My problem is with .Net Http/Uri libraries not being able to decode or unescape this character sequence: "Hi%E1". Neither Uri.UnescapeDataString nor HttpUtility.UrlDecode can do it.
Although I have a solution to get around this problem ( http://stackoverflow.com/questions/1221849/url-decoding-confusion ) I would like to understand why it is failing.
The 1st test here throws an exception! The second just fails.
Assert.That(Uri.UnescapeDataString("Hi%E1"), Is.EqualTo("Hiá"));
HttpUtility.UrlDecode("Hi%E1").ShouldBe("Hiá");
There is nothing in the docs to indicate that UnescapeDataString or UrlDecode are restricted to character sets or any reason why these tests would fail. However, from testing, it would appear that HttpUtility assumes UTF-8 (or some other) encoding.

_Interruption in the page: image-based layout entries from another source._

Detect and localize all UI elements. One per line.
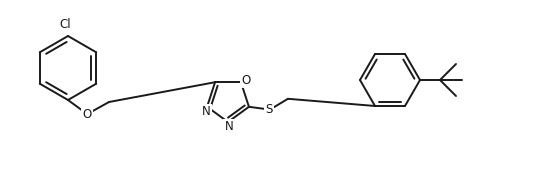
Text: Cl: Cl [59, 18, 71, 31]
Text: N: N [225, 120, 233, 134]
Text: O: O [241, 74, 250, 87]
Text: O: O [83, 107, 92, 120]
Text: S: S [265, 103, 273, 116]
Text: N: N [202, 105, 211, 118]
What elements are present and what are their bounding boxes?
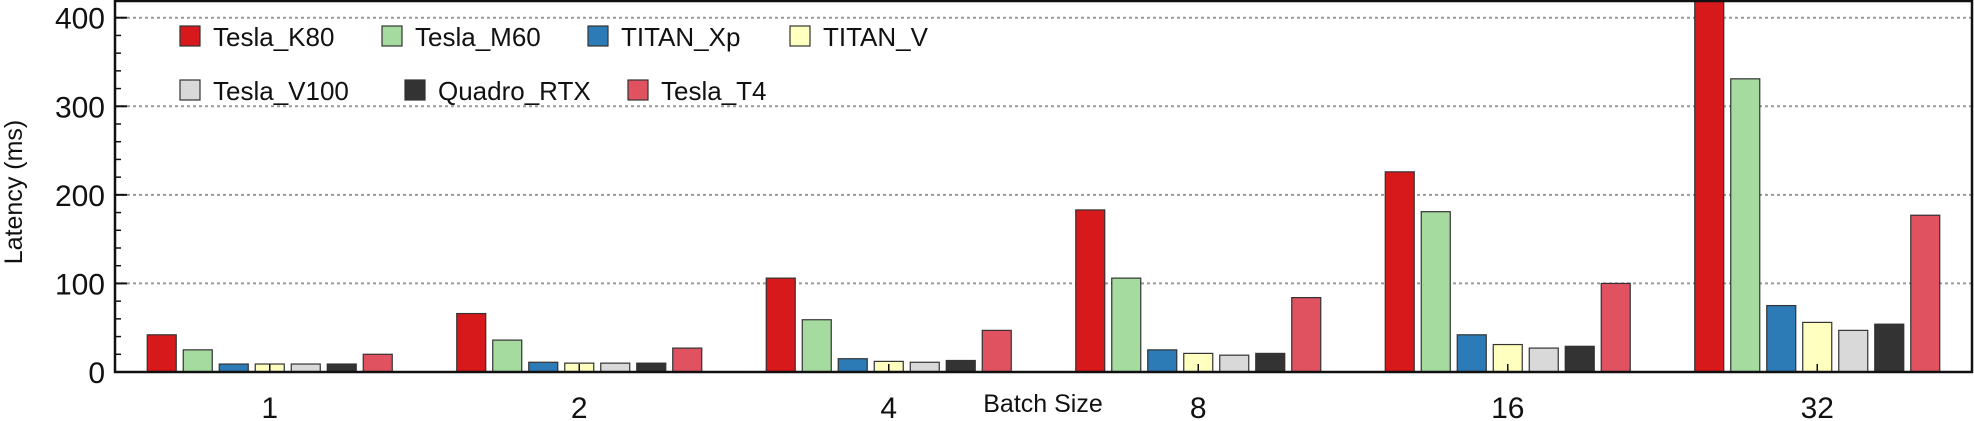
bar-tesla-m60-1 <box>182 349 213 373</box>
bar-tesla-v100-2 <box>600 362 631 373</box>
legend-label: Tesla_V100 <box>213 76 349 106</box>
bar-tesla-k80-4 <box>765 277 796 373</box>
bar-quadro-rtx-2 <box>636 362 667 373</box>
bar-tesla-m60-8 <box>1111 277 1142 373</box>
x-tick-label: 2 <box>571 392 588 421</box>
legend-swatch <box>404 79 426 101</box>
legend: Tesla_K80 Tesla_M60 TITAN_Xp TITAN_V Tesla_V… <box>179 22 929 106</box>
bar-tesla-m60-4 <box>801 319 832 373</box>
legend-swatch <box>179 79 201 101</box>
bar-tesla-t4-2 <box>672 347 703 373</box>
bars <box>146 0 1941 373</box>
bar-tesla-v100-4 <box>909 361 940 373</box>
legend-label: Tesla_K80 <box>213 22 334 52</box>
bar-tesla-m60-2 <box>492 339 523 373</box>
grid-lines <box>115 16 1972 285</box>
bar-tesla-t4-1 <box>362 353 393 373</box>
legend-label: Tesla_M60 <box>415 22 541 52</box>
bar-tesla-k80-32 <box>1694 0 1725 373</box>
bar-tesla-t4-16 <box>1600 282 1631 373</box>
bar-quadro-rtx-16 <box>1564 345 1595 373</box>
bar-tesla-t4-8 <box>1291 297 1322 373</box>
legend-swatch <box>587 25 609 47</box>
bar-tesla-t4-4 <box>981 329 1012 373</box>
x-tick-label: 32 <box>1801 392 1834 421</box>
legend-swatch <box>627 79 649 101</box>
legend-label: TITAN_V <box>823 22 929 52</box>
bar-tesla-m60-16 <box>1420 211 1451 373</box>
y-tick-label: 300 <box>55 91 105 124</box>
tick-labels: 0 100 200 300 400 1 2 4 8 16 32 <box>55 3 1834 421</box>
bar-tesla-k80-2 <box>456 312 487 373</box>
bar-quadro-rtx-8 <box>1255 352 1286 373</box>
bar-tesla-t4-32 <box>1910 214 1941 373</box>
bar-titan-xp-8 <box>1147 349 1178 373</box>
legend-swatch <box>179 25 201 47</box>
bar-tesla-v100-32 <box>1838 329 1869 373</box>
bar-tesla-v100-16 <box>1528 347 1559 373</box>
legend-label: Quadro_RTX <box>438 76 591 106</box>
bar-titan-xp-4 <box>837 358 868 373</box>
bar-quadro-rtx-32 <box>1874 323 1905 373</box>
y-axis-label: Latency (ms) <box>0 120 28 264</box>
y-tick-label: 200 <box>55 180 105 213</box>
legend-label: Tesla_T4 <box>661 76 767 106</box>
x-tick-label: 16 <box>1491 392 1524 421</box>
x-axis-label: Batch Size <box>983 390 1103 418</box>
y-tick-label: 400 <box>55 3 105 36</box>
bar-quadro-rtx-4 <box>945 359 976 373</box>
axes <box>113 0 1974 374</box>
x-tick-label: 4 <box>880 392 897 421</box>
x-tick-label: 8 <box>1190 392 1207 421</box>
y-tick-label: 100 <box>55 268 105 301</box>
bar-tesla-v100-8 <box>1219 354 1250 373</box>
legend-swatch <box>789 25 811 47</box>
bar-tesla-m60-32 <box>1730 78 1761 373</box>
y-tick-label: 0 <box>88 357 105 390</box>
legend-swatch <box>381 25 403 47</box>
plot-frame <box>113 0 1974 374</box>
bar-tesla-k80-1 <box>146 334 177 373</box>
bar-tesla-k80-16 <box>1384 171 1415 373</box>
x-tick-label: 1 <box>261 392 278 421</box>
bar-titan-xp-16 <box>1456 334 1487 373</box>
legend-label: TITAN_Xp <box>621 22 740 52</box>
bar-titan-xp-32 <box>1766 304 1797 373</box>
bar-tesla-k80-8 <box>1075 209 1106 373</box>
bar-titan-xp-2 <box>528 361 559 373</box>
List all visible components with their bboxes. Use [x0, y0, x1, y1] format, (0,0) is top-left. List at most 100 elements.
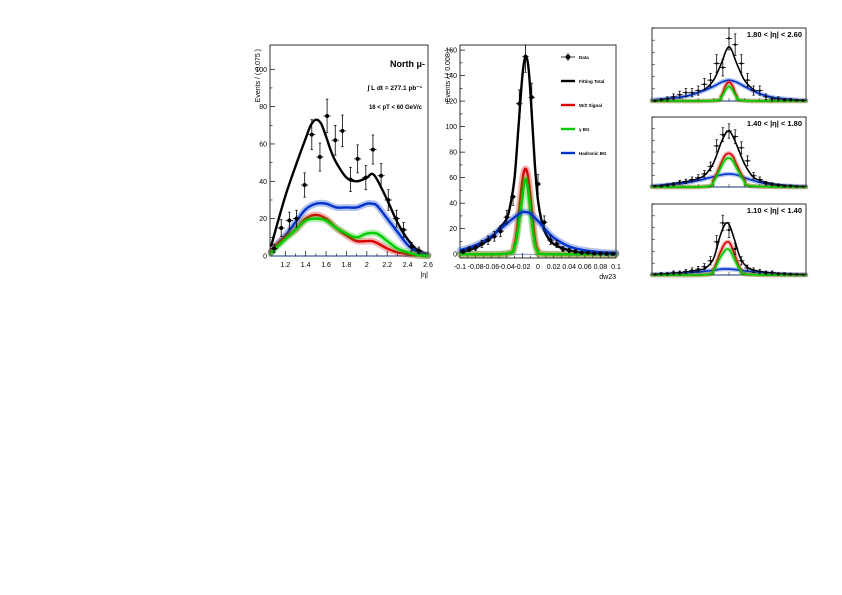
series-line	[651, 248, 807, 276]
legend-label: Data	[579, 55, 589, 60]
x-tick-label: 0.1	[611, 264, 621, 271]
x-axis-label: |η|	[420, 272, 428, 279]
data-point	[287, 218, 292, 223]
data-point	[770, 271, 774, 274]
data-point	[733, 43, 737, 46]
data-point	[492, 234, 497, 239]
data-point	[783, 272, 786, 276]
y-tick-label: 40	[449, 201, 457, 208]
legend-marker	[565, 54, 571, 60]
data-point	[715, 62, 718, 65]
annotation-luminosity: ∫ L dt = 277.1 pb⁻¹	[367, 85, 422, 92]
data-point	[517, 101, 522, 106]
data-point	[511, 194, 516, 199]
y-axis-label: Events / ( 0.075 )	[255, 49, 262, 102]
data-point	[795, 185, 798, 188]
data-point	[272, 246, 277, 251]
data-point	[789, 273, 792, 276]
data-point	[653, 273, 657, 276]
data-point	[660, 98, 663, 102]
x-tick-label: 0	[536, 264, 540, 271]
x-tick-label: 2.4	[403, 262, 413, 269]
y-tick-label: 40	[259, 179, 267, 186]
data-point	[690, 178, 694, 181]
series-line	[651, 45, 807, 102]
data-point	[666, 272, 669, 276]
data-point	[709, 259, 712, 262]
y-tick-label: 160	[445, 48, 457, 55]
data-point	[789, 98, 792, 102]
series-line	[651, 85, 807, 102]
data-point	[752, 89, 755, 92]
data-point	[604, 251, 609, 256]
chart-title: 1.10 < |η| < 1.40	[747, 206, 802, 215]
series-line	[651, 79, 807, 102]
data-point	[746, 266, 749, 270]
data-point	[666, 97, 669, 101]
y-tick-label: 20	[449, 226, 457, 233]
data-point	[523, 54, 528, 59]
data-point	[486, 238, 491, 243]
data-point	[709, 165, 712, 168]
data-point	[672, 95, 675, 99]
data-point	[672, 183, 675, 186]
x-tick-label: -0.1	[454, 264, 466, 271]
data-point	[302, 183, 307, 188]
y-tick-label: 100	[255, 67, 267, 74]
x-tick-label: 1.8	[342, 262, 352, 269]
data-point	[801, 273, 805, 276]
x-axis-label: dw23	[599, 274, 616, 281]
x-tick-label: 2.2	[382, 262, 392, 269]
data-point	[795, 273, 798, 276]
eta-bin-chart-low: 1.10 < |η| < 1.40	[649, 203, 809, 278]
eta-distribution-chart: 1.2 1.4 1.6 1.8 2 2.2 2.4 2.6 0 20 40 60 80 100 |η| Eve…	[255, 44, 433, 279]
data-point	[548, 238, 553, 243]
x-tick-label: 2	[365, 262, 369, 269]
data-point	[721, 133, 725, 136]
data-point	[678, 271, 681, 274]
data-point	[795, 99, 798, 102]
x-tick-label: -0.06	[483, 264, 499, 271]
data-point	[703, 83, 706, 86]
data-point	[770, 183, 774, 186]
data-point	[340, 128, 345, 133]
x-tick-label: 0.02	[547, 264, 561, 271]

The Java equivalent works! Probably because it allows an encoding to be set.
URLDecoder.decode("Hi%E1","windows-1252"); // this works btw, ie passes tests
Which looks like a very sensible move considering the .Net work-around (see URL above)
Are the .Net implementations of these methods just crap and .Net devs just have to write their own - or am I missing something?
BTW Everything I know of in IIS set to UTF-8, and Chinese/Japanese characters show fine, so I don't yet know how it could it be that this URI consists of windows-1252 encoded characters. If I could fix the URI to contain UTF-8 encoding, that would be a better way of fixing this.